The strength with which they have worshipped him since he became one of the world’s best players fuels the defence. “Nine years later?” Miguel Vieira, who has lived on the island all his life, says. “For me that doesn’t make sense.” But that still doesn’t answer the question: do you think he did it? Unless the evasion does just that.

Realising that insulting Ronaldo on Madeira is like blaspheming in the Vatican, British tourists are “being careful not to mention it”.

“They are completely obsessed with him here,” Sarah Beachill, from Barnsley, says. “We went on a 4x4 tour into the mountains and even that was about where he had lived; where he first kicked a ball.”


In Turin on Saturday, the man himself ran out to warm up to Guns N’ Roses blaring across the Allianz Stadium, his Tango-orange boots making him stand out even more. All eyes were fixed on him. Eighteen minutes into the match, Juventus’s new No 7 paid back another slice of his £88 million transfer by opening the scoring against Genoa.

By that point, he had already narrowly missed four other attempts on goal and he had no more as his side were held to a 1-1 draw. Still there is no need for panic on the pitch with Juve four points clear at the top of the Serie A table and with two wins out of two in their Champions League group. Next stop, Old Trafford and the hotly anticipated reunion for Ronaldo with Manchester United tomorrow.

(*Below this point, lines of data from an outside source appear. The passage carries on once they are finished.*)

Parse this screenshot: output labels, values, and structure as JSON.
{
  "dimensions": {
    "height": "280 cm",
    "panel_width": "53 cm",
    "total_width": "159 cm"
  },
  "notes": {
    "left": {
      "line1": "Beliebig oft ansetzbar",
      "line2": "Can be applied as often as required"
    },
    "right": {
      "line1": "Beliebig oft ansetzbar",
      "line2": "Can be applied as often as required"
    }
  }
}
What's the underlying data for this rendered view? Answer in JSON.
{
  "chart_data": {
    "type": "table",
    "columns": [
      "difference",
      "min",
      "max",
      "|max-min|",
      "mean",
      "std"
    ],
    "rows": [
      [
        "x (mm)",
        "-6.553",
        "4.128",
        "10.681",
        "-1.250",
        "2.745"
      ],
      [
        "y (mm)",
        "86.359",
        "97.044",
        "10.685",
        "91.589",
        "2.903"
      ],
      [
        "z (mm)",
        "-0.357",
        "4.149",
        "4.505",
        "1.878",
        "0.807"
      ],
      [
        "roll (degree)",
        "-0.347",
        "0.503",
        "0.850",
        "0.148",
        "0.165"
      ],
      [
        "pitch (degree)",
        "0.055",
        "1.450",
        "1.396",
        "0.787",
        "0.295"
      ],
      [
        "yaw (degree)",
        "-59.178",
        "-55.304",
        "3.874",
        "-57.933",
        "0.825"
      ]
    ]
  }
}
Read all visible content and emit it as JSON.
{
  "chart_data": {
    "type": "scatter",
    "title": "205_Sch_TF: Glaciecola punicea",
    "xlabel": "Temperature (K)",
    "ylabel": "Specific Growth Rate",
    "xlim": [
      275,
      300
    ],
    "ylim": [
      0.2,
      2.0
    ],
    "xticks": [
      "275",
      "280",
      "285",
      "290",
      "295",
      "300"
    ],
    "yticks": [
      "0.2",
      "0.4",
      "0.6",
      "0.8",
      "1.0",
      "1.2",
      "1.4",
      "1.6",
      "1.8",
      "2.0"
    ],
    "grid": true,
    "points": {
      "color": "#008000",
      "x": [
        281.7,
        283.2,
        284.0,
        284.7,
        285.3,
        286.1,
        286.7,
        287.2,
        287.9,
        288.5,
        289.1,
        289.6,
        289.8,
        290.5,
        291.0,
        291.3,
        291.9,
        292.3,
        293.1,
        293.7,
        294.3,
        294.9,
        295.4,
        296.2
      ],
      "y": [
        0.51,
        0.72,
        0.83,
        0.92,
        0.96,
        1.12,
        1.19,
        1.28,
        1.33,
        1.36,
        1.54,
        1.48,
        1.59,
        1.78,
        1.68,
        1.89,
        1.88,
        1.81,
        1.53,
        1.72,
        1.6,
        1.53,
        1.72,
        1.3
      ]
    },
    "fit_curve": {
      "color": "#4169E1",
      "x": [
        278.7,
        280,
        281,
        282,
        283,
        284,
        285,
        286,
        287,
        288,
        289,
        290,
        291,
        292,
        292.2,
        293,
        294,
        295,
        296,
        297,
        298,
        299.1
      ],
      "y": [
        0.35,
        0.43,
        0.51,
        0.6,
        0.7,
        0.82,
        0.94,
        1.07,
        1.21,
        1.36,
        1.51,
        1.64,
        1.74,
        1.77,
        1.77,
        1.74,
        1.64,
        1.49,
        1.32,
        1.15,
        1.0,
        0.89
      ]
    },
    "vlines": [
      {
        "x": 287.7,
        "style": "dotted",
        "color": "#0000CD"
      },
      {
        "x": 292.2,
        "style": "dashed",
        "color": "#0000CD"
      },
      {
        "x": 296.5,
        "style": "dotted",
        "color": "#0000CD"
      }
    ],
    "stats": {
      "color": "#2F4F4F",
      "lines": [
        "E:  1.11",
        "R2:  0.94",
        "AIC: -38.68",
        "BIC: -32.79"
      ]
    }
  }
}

Turin is in a similarly tricky position to Madeira given that it could not have rolled out a longer, redder carpet to welcome the 33-year-old. The glossy Torino Magazine described the reaction of this northern Italian city to the arrival of one of the world’s most famous footballers as “delirium”. In a 26-page, apparent love letter to CR7 they likened him to an “epiphany” who would “light up” Juventus and Turin. He’s “a monument that plays, smiles, lives on the hill, goes to dinner in Canavese and brings an extra reason to visit places,” it said. The sports pages of the local newspapers were almost as rhapsodic.

So imagine the city’s horror, just weeks after his debut for Juventus in August and a 3-2 win against Chievo, that their new star was being accused of rape. “Utopia became reality,” when he joined Juventus, ended the magazine piece, but the reality was fast becoming a nightmare.


“The feeling was, ‘What do we do?’ ” Clara Albuquerque, a journalist covering Italian football for a Brazilian TV channel, says. “It took the newspapers five days to cover the story because they were working out how they could backtrack but, of course, they couldn’t. They basically launched a campaign saying, ‘Keep your hands off Ronaldo’ — it was anything but impartial.”

Local women watching the match find the situation equally as confusing. “Is he still a pin-up? I don’t know,” Ava Marcina says. “Can he be? Everyone here is wearing Ronaldo shirts still because what do we do, pretend he doesn’t exist suddenly? No one knows what to say about it because we don’t know what we’d do if it’s true. We just got him. No one wants to believe it.”


“It can’t be true,” Lucia Cavilerio, who grew up just outside Turin says, but she doesn’t look sure. “Juventus have always been amazing but Ronaldo is the best player in the world right now and the team’s getting better with him. It’s like he’s improving everyone by playing with them,” she says.

Tackling the question of the allegations like this, with statements about his talent, looks and charity work in Madeira are an attempt to reason that they cannot be true but have nothing to do with that night in Las Vegas. Until the issue is resolved, his fans are trying not to let him topple from the pedestal that they have had him on for more than a decade. The way that he is idolised makes the claims unfathomable and too uncomfortable to accept, so the crowd at Saturday’s match roared ferociously every time their new signing came anywhere near them.
http://mognews.com/2018/10/23/what-do-you-do-when-the-man-you-idolize-is-accused-of-rape/
Re: What Do You Do When Someone You Idolize Is Accused Of Rape?? by lalanice(f): 10:15am On Oct 23, 2018
forget they ever existed until somebody mentions their name and you remember the last name you called them (rapist) ...I didn't ever think I will stop caring Rkelly existed.